Vous cliquez sur ces bandeaux à chaque fois que vous vous connectez sur un site internet. On vous demande d'"accepter tous les cookies", ces traceurs de données personnelles qui permettent aux annonceurs de cibler les publicités, de "tout refuser" ou bien de "choisir vos préférences". Mais très souvent, il est bien plus simple et rapide de "tout accepter" que de tout refuser ou de paramétrer ses choix. Sauf que selon la loi, il doit être aussi facile de les refuser que de les accepter. C'est pourquoi la Cnil, la Commission informatiques et libertés, met en demeure une vingtaine d'organismes ce mardi.

Les géants du numérique en cause

Parmi ces sociétés mises en demeure par le gendarme français des données personnelles il y a principalement "d'importantes sociétés de l'économique numérique" dont "des acteurs internationaux", qui ne sont pas nommés par la Commission. 

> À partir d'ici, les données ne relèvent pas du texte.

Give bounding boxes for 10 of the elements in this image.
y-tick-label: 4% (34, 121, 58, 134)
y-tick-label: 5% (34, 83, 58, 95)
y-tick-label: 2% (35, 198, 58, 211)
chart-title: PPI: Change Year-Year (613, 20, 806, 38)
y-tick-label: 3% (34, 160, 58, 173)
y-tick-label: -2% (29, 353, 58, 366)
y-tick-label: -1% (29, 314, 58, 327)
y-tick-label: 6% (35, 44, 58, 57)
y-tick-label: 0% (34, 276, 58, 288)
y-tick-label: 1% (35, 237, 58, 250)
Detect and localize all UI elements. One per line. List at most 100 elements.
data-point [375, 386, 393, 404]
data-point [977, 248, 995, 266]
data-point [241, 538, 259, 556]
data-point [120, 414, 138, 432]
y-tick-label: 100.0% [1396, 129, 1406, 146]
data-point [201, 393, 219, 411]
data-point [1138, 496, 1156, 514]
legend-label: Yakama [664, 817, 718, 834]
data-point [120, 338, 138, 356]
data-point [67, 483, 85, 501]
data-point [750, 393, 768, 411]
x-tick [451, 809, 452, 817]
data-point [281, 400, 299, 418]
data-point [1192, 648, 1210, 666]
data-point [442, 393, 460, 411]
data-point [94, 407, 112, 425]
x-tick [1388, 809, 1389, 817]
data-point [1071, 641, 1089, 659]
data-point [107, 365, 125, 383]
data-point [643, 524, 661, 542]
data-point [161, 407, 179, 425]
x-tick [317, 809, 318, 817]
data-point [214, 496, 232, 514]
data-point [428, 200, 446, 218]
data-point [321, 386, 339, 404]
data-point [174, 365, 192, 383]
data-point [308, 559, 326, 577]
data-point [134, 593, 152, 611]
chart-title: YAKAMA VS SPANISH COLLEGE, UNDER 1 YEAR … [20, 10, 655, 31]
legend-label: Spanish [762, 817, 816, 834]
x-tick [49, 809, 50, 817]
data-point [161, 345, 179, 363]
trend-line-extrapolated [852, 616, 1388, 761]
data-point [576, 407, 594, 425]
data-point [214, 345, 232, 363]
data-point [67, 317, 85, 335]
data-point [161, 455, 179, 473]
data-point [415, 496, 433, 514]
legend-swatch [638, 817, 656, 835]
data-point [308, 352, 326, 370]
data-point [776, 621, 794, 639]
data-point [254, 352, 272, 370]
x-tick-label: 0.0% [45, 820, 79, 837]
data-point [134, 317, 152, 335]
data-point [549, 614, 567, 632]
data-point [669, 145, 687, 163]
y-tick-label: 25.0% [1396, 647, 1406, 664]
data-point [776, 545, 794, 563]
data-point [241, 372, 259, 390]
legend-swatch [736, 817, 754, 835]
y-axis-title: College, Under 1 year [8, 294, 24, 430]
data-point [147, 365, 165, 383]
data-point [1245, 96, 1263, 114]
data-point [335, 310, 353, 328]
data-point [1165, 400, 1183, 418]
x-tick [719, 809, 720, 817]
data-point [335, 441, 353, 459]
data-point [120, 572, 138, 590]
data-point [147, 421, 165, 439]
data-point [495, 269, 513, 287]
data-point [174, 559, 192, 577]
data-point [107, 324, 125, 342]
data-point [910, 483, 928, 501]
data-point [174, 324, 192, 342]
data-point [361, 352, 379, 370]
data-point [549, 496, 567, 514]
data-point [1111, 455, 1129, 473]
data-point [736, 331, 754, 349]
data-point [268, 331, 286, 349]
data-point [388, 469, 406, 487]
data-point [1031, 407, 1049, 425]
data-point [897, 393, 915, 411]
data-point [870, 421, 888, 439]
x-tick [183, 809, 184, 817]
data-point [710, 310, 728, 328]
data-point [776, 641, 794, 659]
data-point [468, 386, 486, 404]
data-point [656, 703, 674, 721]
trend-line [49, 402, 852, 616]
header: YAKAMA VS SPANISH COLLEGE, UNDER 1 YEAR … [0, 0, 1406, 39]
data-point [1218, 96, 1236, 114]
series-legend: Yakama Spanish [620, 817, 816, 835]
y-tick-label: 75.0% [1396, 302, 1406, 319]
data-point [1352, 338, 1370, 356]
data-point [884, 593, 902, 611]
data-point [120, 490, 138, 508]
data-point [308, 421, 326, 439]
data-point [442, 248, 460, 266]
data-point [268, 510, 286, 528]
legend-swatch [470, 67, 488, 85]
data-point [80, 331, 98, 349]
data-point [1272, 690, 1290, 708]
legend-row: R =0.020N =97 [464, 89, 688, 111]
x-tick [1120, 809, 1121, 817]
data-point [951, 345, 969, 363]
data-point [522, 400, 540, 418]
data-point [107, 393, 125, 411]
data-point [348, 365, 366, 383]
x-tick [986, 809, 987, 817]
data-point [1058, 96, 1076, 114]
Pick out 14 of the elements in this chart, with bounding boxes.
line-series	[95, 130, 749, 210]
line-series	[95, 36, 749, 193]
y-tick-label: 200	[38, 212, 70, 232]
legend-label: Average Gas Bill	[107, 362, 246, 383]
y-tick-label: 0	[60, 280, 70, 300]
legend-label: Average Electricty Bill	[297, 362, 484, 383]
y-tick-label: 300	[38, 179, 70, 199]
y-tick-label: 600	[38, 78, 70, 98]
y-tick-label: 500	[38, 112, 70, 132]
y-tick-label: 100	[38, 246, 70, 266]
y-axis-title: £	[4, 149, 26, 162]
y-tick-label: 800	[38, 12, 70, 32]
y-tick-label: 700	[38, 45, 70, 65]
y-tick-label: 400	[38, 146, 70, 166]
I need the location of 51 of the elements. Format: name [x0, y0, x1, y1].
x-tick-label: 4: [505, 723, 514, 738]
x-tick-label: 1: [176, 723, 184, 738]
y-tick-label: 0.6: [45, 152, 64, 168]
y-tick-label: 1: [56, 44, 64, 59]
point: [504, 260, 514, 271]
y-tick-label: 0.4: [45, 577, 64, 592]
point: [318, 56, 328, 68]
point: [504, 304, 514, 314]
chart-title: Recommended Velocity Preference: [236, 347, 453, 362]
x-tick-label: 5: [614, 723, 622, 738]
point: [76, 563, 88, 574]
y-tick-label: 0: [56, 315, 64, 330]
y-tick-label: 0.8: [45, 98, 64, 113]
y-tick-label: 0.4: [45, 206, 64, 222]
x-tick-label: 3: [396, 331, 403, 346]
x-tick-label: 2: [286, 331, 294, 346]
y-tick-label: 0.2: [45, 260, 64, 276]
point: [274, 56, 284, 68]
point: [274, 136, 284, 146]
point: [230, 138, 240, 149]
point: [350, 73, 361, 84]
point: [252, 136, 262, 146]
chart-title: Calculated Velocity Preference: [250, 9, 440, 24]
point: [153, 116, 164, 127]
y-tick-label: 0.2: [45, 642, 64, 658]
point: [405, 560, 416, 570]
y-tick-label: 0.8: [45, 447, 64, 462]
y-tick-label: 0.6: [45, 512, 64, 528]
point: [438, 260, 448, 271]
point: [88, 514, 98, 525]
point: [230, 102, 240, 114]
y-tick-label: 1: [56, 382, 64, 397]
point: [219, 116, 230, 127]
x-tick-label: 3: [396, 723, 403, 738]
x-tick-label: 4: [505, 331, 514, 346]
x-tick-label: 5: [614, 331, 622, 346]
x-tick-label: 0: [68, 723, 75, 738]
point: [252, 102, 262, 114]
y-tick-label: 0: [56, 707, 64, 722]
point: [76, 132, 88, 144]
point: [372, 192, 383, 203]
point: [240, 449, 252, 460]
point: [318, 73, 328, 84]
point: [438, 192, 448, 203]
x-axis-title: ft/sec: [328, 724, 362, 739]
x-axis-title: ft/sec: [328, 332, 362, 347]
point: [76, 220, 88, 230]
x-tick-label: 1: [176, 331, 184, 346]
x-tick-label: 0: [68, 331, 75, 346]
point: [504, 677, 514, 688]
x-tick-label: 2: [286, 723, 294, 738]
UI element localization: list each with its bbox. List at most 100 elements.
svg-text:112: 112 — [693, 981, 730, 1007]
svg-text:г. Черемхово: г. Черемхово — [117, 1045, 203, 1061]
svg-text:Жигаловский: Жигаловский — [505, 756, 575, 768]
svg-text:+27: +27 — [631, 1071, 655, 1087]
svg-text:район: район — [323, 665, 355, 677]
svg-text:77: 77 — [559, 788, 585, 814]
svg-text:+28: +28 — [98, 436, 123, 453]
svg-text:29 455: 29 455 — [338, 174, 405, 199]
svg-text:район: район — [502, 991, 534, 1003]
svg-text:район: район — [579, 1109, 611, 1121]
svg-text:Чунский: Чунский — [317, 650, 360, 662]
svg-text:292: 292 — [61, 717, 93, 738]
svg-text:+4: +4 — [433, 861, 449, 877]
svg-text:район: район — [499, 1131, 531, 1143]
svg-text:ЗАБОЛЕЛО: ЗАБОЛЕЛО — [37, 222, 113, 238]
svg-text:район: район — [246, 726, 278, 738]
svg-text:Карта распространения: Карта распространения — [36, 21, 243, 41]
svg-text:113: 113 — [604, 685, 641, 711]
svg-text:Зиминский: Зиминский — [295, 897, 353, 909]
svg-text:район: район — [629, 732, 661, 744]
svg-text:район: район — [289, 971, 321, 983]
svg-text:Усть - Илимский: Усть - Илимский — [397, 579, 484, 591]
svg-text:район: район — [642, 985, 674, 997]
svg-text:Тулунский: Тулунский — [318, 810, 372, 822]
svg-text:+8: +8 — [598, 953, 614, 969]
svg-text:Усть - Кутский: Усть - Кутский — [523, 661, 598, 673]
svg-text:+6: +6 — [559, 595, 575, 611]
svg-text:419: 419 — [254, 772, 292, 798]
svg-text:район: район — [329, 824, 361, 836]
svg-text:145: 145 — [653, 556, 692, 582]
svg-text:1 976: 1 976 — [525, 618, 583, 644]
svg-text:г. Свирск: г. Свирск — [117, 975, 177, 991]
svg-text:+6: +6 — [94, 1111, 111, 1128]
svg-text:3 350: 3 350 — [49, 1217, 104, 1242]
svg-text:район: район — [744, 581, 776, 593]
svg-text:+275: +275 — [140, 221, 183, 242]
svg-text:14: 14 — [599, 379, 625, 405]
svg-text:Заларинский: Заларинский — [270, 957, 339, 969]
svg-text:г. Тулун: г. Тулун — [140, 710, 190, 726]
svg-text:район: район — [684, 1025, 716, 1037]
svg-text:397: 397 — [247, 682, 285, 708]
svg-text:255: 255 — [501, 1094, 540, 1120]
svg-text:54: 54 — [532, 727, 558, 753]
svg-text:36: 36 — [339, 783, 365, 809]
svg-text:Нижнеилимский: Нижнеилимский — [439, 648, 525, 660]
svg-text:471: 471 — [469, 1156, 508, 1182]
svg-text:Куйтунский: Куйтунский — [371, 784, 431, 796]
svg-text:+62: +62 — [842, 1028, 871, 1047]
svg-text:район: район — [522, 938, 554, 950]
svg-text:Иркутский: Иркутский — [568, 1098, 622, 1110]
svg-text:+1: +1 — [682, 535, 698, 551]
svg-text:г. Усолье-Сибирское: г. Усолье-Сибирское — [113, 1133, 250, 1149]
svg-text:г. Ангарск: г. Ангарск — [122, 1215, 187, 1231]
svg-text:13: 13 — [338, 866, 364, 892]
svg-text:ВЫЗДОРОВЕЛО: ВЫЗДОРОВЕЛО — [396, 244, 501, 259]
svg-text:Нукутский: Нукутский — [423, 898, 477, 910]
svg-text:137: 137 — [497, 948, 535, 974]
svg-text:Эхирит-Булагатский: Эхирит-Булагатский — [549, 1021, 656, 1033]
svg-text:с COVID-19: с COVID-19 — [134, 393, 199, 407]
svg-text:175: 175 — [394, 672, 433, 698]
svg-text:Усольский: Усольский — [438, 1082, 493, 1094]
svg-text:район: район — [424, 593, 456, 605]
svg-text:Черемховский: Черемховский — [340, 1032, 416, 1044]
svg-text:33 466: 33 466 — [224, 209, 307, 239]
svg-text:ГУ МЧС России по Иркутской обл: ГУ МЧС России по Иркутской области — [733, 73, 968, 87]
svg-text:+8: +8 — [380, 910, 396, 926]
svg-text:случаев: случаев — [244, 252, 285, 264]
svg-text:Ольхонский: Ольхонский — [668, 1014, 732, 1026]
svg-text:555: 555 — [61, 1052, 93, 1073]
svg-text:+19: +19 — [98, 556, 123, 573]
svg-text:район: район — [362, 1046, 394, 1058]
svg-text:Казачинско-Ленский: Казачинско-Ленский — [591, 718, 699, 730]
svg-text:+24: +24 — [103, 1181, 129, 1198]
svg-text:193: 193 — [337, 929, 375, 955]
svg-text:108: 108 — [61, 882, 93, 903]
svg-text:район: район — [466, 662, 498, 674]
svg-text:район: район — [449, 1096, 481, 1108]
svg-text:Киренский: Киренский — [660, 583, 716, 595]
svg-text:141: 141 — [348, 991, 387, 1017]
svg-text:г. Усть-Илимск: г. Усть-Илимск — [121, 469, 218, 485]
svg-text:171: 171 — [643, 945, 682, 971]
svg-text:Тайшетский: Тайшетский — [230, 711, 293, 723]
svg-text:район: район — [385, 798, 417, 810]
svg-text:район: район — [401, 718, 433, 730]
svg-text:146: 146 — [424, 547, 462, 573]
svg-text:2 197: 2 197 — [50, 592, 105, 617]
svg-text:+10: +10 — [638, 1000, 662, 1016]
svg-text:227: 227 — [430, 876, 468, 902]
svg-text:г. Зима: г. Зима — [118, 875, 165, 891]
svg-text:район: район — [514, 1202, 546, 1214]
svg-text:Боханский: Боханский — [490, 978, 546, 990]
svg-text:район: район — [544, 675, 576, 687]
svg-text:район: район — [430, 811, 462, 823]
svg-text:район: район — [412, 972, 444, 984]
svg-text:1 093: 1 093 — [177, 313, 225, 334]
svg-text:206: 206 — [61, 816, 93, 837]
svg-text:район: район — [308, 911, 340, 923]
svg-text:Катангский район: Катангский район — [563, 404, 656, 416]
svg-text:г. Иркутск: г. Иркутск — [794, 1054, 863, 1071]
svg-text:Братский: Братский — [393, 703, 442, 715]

Un mois pour se mettre en conformité

Les contrôles débutés en avril "ont permis de constater qu'un certain nombre d'organismes ne permettaient toujours pas aux internautes de refuser les cookies aussi facilement que de les accepter", explique le régulateur dans un communiqué. Les sociétés et acteurs publics concernés ont un mois pour se mettre en conformité et encourent des sanctions pouvant aller jusqu'à 2% du chiffre d'affaires, indique la Cnil. 

D'autres contrôles à venir 

"Il s'agit de la première campagne de vérifications et de mesures correctrices depuis l'expiration, le 1er avril, du délai accordé aux acteurs pour mettre en conformité leurs sites et applications mobiles aux nouvelles règles en matière de cookies. Des actions similaires seront conduites au cours des prochains mois", rappelle la Cnil.

Un bouton "Refuser tout" aussi facile d'accès que "Tout accepter"

En octobre 2020, la Commission nationale informatique et libertés avait publié sa "recommandation" sur la publicité ciblée, fruit d'un long travail de concertation pour appliquer les principes du Règlement général européen sur la protection des données (RGPD), entré en vigueur en 2018. Il prévoit notamment un consentement explicite au recueil des données personnelles. Concrètement, le régulateur souhaite que sur les bandeaux de recueil du consentement, le bouton "Refuser tout" soit aussi facile d'accès que "Tout accepter"

La Cnil avait laissé six mois aux éditeurs de sites et d'applications mobiles pour s'adapter. Dans l'intervalle, elle avait toutefois sanctionné Google et Amazon avec des amendes record de 100 et 35 millions d'euros en raison de bandeaux d'information non conformes, sur la base d'une législation antérieure au RGPD.